The second exposed element is to have recourse to a punitive populism that mentions that a criminal policy have been founded on this basis and on a symbolic criminal law for more than 20 year. It means that before the inefficiency of the State in the design of a real policy to fight against crime, it comes to the easy way of a criminal policy based exclusively on the increase of penalties.

“Instead of constructing a true social policy reform, we are recurring to a criminal repression as a way of resolving disputes and making the public to believe that in that way it is fighting against crime” said the Attorney General.

And finally, the third element is that Colombia is presenting serious set-backs on the protection of fundamental rights and basically on the conception of the fundamental right to freedom.

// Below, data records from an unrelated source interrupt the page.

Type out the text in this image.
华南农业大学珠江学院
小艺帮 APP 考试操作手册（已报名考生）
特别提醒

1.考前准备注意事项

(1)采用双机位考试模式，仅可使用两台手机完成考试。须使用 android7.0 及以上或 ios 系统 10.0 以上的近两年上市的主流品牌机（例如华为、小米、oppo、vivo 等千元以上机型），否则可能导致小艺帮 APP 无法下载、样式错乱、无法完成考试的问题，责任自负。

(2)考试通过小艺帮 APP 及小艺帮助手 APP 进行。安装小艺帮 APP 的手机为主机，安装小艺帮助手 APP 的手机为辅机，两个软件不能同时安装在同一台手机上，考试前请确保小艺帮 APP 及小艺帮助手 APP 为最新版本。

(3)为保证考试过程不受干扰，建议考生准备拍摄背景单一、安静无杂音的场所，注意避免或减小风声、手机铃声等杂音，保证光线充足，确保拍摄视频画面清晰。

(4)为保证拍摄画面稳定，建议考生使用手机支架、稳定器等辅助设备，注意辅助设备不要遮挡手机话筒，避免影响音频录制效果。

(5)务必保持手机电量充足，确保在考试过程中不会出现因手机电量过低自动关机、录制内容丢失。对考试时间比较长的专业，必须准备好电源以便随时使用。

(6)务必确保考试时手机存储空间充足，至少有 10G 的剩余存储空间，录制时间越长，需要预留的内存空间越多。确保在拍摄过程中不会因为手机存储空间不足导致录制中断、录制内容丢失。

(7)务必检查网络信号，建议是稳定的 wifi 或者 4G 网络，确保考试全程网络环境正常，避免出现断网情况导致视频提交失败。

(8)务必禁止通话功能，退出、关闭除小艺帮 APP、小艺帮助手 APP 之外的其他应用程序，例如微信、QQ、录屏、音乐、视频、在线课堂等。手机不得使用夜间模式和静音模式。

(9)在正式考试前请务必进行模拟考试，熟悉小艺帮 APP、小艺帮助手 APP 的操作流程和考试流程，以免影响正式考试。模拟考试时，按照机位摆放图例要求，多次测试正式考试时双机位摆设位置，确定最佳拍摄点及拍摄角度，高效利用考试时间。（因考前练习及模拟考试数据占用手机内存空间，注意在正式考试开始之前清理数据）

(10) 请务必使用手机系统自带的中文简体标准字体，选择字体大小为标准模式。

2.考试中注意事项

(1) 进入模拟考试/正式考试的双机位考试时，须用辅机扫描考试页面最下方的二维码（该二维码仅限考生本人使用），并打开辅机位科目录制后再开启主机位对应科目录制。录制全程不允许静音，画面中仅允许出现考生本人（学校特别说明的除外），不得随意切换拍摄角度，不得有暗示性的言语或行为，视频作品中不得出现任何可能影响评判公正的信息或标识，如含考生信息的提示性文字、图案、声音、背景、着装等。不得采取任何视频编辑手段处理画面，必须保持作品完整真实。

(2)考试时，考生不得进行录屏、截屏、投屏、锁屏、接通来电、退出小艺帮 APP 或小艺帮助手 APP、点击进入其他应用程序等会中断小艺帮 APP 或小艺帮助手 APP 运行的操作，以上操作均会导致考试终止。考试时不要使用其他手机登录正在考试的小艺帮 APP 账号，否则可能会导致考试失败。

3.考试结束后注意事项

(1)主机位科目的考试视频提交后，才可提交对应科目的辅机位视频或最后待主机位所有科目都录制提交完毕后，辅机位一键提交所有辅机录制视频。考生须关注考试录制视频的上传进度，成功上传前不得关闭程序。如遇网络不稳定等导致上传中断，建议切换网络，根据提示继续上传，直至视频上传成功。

“Freedom is one of the founding elements of the social and democratic State of law. And then the pre-trial detention, which should be an exceptional mechanism within a proceeding, it has become a rule and a general principle. We have constructed an accusatory system based on a pre-trial detention and a loss of liberty that would be exceptional within the proceeding; however, more and more we return to the old days and old times, that we turn detention into a general rule and not into an exceptional mechanism”, stated the Attorney General.

“I think we are still tied to concepts of criminal law which are clinging to retribution as 200 years ago, as we have returned again to thousand-year-old conceptions of ancient codes such as “an eye for an eye and a tooth for a tooth”. And, in addition, we have not really progressed in the creation of opened prison regimes,” said the civil servant.